I have a question that is a little hard to explain, since i don't know the name of this method, but I'll try my best, if anyone knows the name please do tell me.

So let's say we have three numbers, 1 2 3 (in this order)
and we have a container for this numbers: C₁₂₃
and we have some operations: O₁₂, O₁₃ and O₂₃
each of these operations act on those numbers changing their positions.

For example O₁₂ will change the position of the first and second elements.
So let's say: O₁₂ . C₁₂₃ will equal: C₂₁₃

And if we want to find out what operations to use when we have the original Container and the target Container we can do it easily graphically.
For example:
Original: C₁₂₃
Target: C₂₃₁

This can be done graphically:

The point where the lines intercept represent the operation between those two numbers. And the order is important, since these operations are not commutable.

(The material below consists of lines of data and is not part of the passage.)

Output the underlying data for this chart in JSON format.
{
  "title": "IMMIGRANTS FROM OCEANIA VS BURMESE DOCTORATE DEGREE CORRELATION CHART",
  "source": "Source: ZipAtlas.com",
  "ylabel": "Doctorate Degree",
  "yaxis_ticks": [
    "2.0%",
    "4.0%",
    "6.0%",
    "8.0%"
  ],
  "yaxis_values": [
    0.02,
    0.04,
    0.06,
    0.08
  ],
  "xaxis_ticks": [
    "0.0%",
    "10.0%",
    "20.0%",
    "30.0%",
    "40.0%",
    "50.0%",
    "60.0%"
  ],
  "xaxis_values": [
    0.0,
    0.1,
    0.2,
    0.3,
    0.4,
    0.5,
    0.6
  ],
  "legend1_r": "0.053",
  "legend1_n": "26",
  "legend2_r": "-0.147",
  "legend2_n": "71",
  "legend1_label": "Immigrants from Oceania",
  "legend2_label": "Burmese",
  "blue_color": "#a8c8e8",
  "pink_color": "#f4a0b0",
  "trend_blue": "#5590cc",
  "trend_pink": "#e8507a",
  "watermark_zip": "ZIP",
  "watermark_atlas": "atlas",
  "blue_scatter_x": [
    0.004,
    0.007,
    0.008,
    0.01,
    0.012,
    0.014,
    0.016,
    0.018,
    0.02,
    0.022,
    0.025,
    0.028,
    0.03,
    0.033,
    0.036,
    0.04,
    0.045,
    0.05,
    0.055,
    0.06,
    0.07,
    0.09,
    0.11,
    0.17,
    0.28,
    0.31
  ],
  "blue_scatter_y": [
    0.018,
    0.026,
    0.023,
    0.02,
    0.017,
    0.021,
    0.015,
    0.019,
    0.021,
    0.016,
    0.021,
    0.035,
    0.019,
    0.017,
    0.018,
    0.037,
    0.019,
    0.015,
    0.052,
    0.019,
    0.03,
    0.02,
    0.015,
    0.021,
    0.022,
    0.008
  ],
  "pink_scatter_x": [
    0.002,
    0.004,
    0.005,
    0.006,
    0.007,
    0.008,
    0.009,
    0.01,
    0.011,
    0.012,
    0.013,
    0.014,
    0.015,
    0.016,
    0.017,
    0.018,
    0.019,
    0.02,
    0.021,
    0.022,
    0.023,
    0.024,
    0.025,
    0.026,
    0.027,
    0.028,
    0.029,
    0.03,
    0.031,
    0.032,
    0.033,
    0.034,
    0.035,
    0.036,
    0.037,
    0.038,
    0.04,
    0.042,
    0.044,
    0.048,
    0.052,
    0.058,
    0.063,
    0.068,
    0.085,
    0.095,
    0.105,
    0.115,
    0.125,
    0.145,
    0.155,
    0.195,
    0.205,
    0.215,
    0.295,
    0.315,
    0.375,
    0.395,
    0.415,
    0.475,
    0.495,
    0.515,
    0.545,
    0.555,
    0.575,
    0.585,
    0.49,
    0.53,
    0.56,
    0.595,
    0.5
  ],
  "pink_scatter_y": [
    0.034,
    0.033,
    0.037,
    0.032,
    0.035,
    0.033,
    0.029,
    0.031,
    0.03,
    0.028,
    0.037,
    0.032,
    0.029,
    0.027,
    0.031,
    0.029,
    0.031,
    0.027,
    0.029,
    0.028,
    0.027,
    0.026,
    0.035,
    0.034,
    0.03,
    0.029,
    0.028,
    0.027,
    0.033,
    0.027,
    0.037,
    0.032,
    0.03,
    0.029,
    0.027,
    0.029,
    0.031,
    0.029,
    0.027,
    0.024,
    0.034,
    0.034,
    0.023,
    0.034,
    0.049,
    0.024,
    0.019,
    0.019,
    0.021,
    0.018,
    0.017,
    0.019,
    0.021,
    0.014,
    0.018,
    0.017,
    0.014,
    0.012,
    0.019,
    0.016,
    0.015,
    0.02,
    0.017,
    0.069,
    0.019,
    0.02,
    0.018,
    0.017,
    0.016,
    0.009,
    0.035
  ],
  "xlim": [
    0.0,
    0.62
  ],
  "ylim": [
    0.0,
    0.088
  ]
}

So that's the same as: O₁₂ . O₂₃ . C₁₂₃ = C₂₃₁


One last example:
The container doesn't need to hold all of the numbers of the three number-space
Original: C₁₂
Target: C₃₁

Or: O₂₃ . O₁₂ . C₁₂ = C₃₁


So graphically its easy to find out the operations of any N number-space.
But how do we express that in a mathematical general expression?

 

[Number Nine]

I'm not exactly sure what you're asking. These are just basic permutations, so cycle notation should communicate everything that you need.

 

[arsenal_51]

Thanks for your reply, I'm going to read about that.

I'm trying to find out the permutations needed to do mathematically for any N number group, knowing only the original and the final state.
Ideally something of the format: O_1i . O_2j . C₁₂ = C_ij
But for a N number group instead of just a this small example that might not even be correct.

 

[Michael Redei]

Thanks for your reply, I'm going to read about that.

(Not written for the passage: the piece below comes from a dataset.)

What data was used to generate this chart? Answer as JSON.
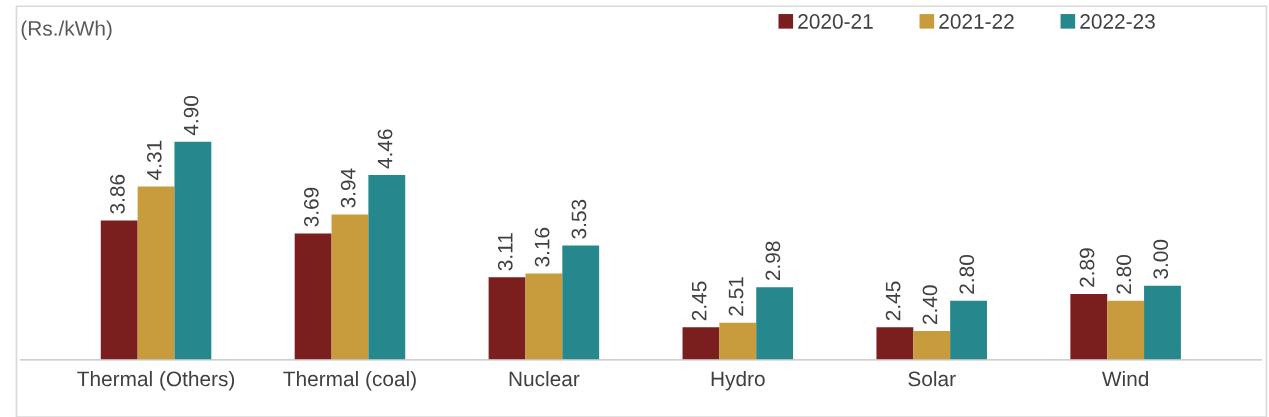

I'm trying to find out the permutations needed to do mathematically for any N number group, knowing only the original and the final state.
Ideally something of the format: O_1i . O_2j . C₁₂ = C_ij
But for a N number group instead of just a this small example that might not even be correct.

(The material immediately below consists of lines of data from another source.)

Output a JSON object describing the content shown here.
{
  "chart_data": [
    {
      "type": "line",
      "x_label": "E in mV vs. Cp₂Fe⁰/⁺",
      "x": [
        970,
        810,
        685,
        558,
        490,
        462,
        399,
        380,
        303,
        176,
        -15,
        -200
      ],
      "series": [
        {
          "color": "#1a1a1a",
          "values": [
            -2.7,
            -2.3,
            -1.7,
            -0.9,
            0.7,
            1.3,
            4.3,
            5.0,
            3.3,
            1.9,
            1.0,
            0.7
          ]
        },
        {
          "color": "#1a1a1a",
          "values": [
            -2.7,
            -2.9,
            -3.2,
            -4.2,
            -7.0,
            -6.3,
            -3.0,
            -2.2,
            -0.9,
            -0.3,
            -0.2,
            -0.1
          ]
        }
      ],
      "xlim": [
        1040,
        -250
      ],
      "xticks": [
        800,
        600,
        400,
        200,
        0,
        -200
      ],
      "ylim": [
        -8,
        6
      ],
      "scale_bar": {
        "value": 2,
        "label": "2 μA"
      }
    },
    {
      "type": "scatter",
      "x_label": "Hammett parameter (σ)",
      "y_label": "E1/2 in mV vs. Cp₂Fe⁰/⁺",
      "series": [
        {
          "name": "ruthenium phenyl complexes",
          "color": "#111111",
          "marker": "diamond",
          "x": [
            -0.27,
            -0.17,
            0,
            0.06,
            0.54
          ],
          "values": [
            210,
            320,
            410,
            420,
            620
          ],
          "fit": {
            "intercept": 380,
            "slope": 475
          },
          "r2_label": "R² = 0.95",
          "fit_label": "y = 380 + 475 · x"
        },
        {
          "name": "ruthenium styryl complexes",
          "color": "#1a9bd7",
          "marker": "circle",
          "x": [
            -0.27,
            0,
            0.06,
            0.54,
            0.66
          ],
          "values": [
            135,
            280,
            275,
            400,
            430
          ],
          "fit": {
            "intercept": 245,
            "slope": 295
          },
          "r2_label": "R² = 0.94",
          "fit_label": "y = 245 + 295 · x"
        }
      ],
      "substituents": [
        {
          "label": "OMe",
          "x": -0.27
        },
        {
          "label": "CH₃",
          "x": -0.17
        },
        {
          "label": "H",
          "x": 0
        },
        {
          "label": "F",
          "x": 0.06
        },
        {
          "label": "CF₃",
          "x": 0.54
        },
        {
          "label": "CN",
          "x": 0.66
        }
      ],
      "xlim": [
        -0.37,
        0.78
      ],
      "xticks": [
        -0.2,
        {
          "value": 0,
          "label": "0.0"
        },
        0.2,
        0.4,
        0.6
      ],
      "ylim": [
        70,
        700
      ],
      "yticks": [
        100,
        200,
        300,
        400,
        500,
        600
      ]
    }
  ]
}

Your notation is somewhat unconventional, but I think you mean the following: Given an ordered set of the first N counting numbers, i.e. $S = (s_1\,s_2\,s_3\,\ldots\,s_N)$, you want to find $X$ "swappings" of the form $(f_1\,t_1),\ldots,(f_X\,t_X)$ such that their product will take the ordered set $(1\,2\,3\,\ldots\,N)$ to $S$, i.e.
$$
(1\,2\,3\,\ldots\,N)\cdot(f_1\,t_1)\cdot\ldots \cdot (f_X\,t_X)=(s_1\,s_2\,s_3\,\ldots\,i_N).
$$
This is possible, and you can construct the pairs $(f_k\,t_k)$ quite easily. I'll just hint by saying this much: choose $(f_1\,t_1)$ so that it swaps the elements $1$ and $s_N$, and then let $(f_2\,t_2)=(1\,N)$. This means that those two swapping put $s_N$ at position $N$. In the next step you place $s_{N-1}$ into position $N-1$ etc. till you end up with the ordered set $S$ you wanted.

This way you may need $X=2N-1$ swappings, and it's actually possible to get from $(1\,2\,3\,\ldots\,N)$ to any $(s_1\,s_2\,s_3\,\ldots\,s_N)$ with only $N-1$ swappings, but not as easily as by my method (one element at a time goes into position $1$ and then to its proper place).

 

[arsenal_51]

Thank you, i will try out your method, it seems pretty clear.

After i try that out i would like to check that other more efficient method you were talking about where you only need N - 1 swapping operations. Do you know where i can read more about that other method or the name of it?

Thanks again.